Offering Diversified Payment Options

With today’s diverse patient populations and increases in patient responsibilities, providers must expand payment alternatives—and integrate them seamlessly into their billing systems—in order to optimize collections.

For some patients, collections can be maximized with short-term financing or monthly payment plans. Other alternatives include the ability to accept cash payments at off-site locations or set up electronic funds transfers from checking accounts—suitable for financing plans or for one-time payments. Patients’ affinity to making online credit card payments or utilizing virtual payment methods such as PayPal, Google Wallet, and Apply Pay has soared in recent years. Providers should remain nimble and adapt to patient demands for payment options that ultimately drive collections.
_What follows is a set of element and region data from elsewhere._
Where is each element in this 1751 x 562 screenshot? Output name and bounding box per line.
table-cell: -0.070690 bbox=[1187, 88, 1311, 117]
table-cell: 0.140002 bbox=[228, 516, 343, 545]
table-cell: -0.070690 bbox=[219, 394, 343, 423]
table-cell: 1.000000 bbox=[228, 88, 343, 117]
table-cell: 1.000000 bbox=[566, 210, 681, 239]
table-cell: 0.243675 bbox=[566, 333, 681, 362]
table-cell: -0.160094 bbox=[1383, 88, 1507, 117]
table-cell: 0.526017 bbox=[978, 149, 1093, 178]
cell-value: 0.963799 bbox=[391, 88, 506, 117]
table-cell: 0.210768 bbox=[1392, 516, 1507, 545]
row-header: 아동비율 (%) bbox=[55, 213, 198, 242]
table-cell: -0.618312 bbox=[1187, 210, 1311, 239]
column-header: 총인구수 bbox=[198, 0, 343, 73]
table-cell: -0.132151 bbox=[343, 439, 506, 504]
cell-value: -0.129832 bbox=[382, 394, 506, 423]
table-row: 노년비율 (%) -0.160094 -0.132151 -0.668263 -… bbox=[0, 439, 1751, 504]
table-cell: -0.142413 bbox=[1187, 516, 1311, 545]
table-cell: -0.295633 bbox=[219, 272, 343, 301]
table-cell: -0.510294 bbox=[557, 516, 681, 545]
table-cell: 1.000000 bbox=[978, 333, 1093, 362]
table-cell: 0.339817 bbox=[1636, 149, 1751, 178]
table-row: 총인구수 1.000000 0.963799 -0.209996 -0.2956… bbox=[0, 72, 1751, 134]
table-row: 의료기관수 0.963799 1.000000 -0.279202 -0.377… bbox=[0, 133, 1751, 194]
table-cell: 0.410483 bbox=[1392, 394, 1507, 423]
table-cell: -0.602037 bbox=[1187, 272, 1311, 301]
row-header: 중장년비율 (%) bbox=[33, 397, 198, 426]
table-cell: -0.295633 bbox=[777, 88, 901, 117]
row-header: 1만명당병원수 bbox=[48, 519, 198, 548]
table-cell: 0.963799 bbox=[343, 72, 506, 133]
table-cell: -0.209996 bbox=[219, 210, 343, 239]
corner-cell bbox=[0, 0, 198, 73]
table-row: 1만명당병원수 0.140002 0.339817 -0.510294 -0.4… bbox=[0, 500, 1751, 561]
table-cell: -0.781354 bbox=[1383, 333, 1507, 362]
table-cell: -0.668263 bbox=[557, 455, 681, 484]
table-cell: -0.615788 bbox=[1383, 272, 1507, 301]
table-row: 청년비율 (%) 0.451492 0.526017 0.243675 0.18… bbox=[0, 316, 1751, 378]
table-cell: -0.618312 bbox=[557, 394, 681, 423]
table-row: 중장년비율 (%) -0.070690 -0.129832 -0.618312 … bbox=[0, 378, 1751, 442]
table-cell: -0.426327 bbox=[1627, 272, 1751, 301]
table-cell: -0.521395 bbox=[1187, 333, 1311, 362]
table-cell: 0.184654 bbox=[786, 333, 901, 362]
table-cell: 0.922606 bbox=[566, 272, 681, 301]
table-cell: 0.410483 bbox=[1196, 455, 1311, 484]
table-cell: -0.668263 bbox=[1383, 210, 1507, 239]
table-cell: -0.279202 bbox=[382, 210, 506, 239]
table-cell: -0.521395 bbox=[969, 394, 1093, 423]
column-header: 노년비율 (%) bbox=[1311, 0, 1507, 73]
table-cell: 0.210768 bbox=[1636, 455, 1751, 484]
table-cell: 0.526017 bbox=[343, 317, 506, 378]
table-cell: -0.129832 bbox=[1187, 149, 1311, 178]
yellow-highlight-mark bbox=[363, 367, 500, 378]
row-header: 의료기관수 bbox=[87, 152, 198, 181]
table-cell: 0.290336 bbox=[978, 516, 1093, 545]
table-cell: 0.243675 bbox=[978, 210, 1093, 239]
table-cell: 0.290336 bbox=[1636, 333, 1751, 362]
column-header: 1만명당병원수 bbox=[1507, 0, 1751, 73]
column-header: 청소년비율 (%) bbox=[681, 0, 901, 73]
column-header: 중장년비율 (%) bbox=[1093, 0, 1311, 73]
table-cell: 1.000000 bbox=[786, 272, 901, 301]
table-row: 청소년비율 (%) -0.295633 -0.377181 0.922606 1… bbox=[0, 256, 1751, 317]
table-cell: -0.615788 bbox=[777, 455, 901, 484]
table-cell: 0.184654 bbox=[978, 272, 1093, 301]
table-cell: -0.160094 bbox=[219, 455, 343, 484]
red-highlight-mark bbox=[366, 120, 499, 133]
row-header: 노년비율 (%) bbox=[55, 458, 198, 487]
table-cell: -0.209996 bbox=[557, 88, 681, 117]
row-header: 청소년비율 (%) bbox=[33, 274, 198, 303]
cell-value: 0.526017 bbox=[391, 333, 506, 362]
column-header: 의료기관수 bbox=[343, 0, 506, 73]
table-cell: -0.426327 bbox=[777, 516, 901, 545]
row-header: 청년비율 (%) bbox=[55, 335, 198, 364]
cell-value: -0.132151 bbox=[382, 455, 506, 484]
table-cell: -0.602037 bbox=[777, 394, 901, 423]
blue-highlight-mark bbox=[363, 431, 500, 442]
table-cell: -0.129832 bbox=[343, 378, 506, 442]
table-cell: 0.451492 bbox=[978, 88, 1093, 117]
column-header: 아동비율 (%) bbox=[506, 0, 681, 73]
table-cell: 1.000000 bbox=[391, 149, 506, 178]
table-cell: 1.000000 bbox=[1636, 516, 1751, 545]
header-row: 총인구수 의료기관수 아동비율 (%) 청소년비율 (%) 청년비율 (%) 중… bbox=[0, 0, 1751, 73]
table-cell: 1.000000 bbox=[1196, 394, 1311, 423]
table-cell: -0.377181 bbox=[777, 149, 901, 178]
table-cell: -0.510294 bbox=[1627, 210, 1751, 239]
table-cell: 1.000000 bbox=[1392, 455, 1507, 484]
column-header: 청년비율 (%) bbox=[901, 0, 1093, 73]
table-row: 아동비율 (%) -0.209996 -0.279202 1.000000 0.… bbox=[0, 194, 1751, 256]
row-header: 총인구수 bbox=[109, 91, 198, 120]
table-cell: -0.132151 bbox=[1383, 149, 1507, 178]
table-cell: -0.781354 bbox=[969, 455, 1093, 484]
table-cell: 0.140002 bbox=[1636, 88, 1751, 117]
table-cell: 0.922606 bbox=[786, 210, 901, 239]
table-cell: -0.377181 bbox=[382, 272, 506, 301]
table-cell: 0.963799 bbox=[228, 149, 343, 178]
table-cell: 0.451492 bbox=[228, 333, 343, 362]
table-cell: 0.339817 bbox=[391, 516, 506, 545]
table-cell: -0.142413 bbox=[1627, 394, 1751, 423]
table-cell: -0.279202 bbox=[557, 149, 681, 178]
Using Consumer-Preferred Communications to Lower Costs and Increase Engagement

Aging baby boomers and tech-savvy millennials don’t approach healthcare the same way, nor should providers treat those patients’ account communications and management in the same ways. By collecting and leveraging patient intelligence, providers can identify the best communication methods for various patient groups as well as what payment options to extend in order to streamline their revenue cycle.

For example, if patients log in to a URL printed on their paper statements, they may be more likely to engage electronically in the future. Considering that, on average, 3.1 statements are needed to collect payments, eliminating paper statements could reduce costs by 1 percent.

Other patient intelligence, such as their propensity to pay and account balances, can help providers identify what options to extend, which can help streamline the revenue cycle while increasing patient satisfaction. Ultimately, success will be driven by knowing the best way to engage and interact with patients in order to lower the cost to collect.

With so many moving parts in this new patient-driven environment, providers should consider software solutions that integrate with existing billing systems and internal workflows to cohesively manage the process while lowering integration costs and increasing usability.

Unifying the Revenue Cycle Strategy

Patient financing reaps many benefits including lowering costs and increasing timely payments, as well as increasing patient satisfaction with revenue cycle processes. A smooth payment process also contributes to a positive overall patient experience and increased patient loyalty. Hospitals and health systems that take a unified and proactive approach to patient payment as part of their revenue cycle strategy understand its importance for long-term solvency.


Shreyas Shah is senior VP, strategic marketing, Change Healthcare, Nashville.